In recent years, blocks created by pressure grouting of cement into soil were used to reinforce slopes by targeting specific weak areas. A clear understanding of the block reinforcement mechanism is essential for the accurate evaluation of the stability of block-reinforced slopes and reasonable design of block layouts. A series of centrifuge model tests was conducted to investigate the bearing capacity and the full deformation and failure behavior of block-reinforced slopes, with a focus on the influence of block layouts on the reinforcement effect. A block reinforcement with a reasonable layout was confirmed to increase the stiffness and the ultimate bearing capacity of the slope. The block reinforcement significantly changed the failure mode to the complex disturbance and destruction from slippage failure in an unreinforced slope.
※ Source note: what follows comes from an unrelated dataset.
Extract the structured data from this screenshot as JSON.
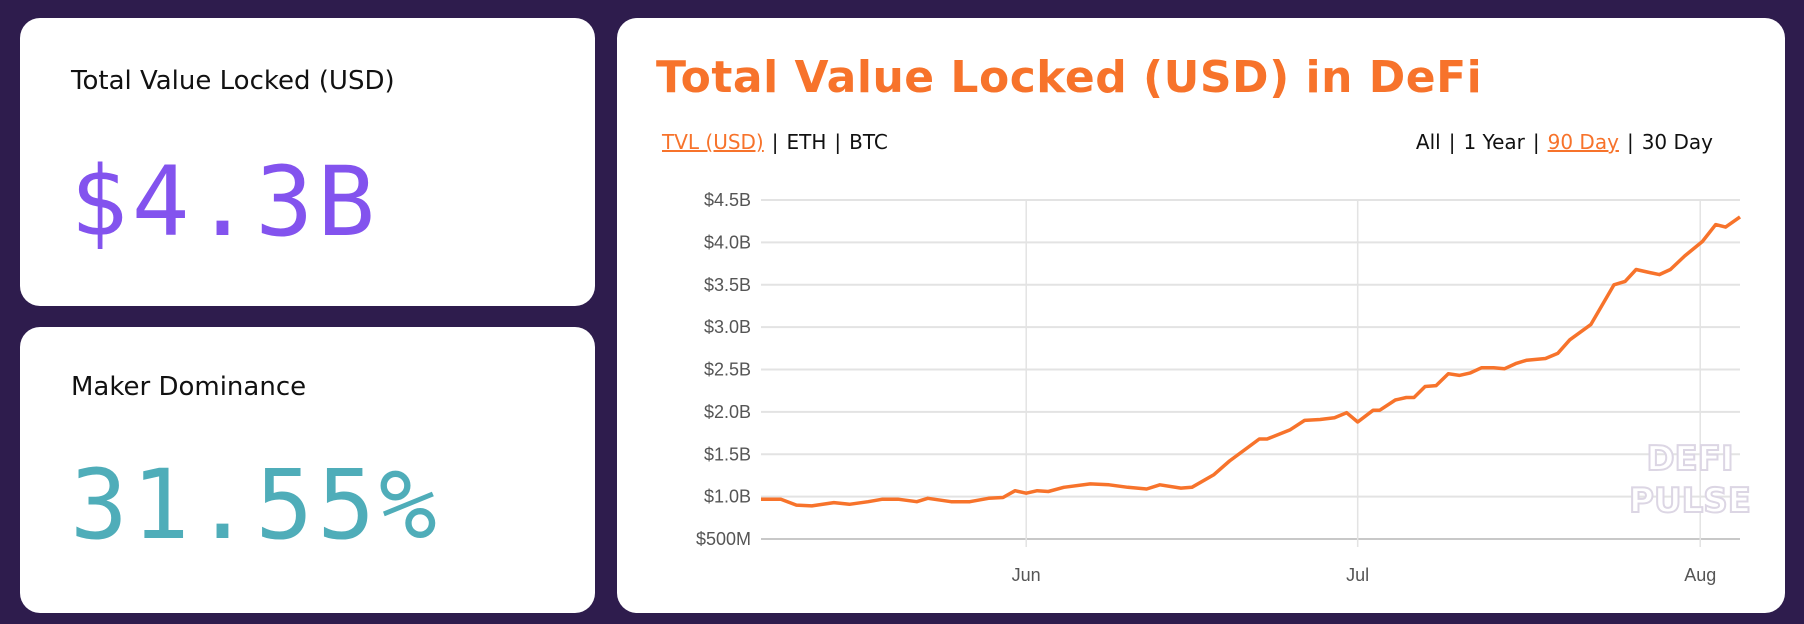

The block reinforcement restrained the deformation localization around the blocks and thus prevented the development of the coupling effect between the deformation localization process and the failure process in an unreinforced slope during loading. Such a reinforcement mechanism could be used to explain why the block reinforcement increased the bearing capacity and changed the failure mode of the slope. The blocks exhibited significant motion along with the development of deformation localization in the slope during loading. The block reinforcement effect was significantly affected by the rotation of blocks, which was determined by the block layout.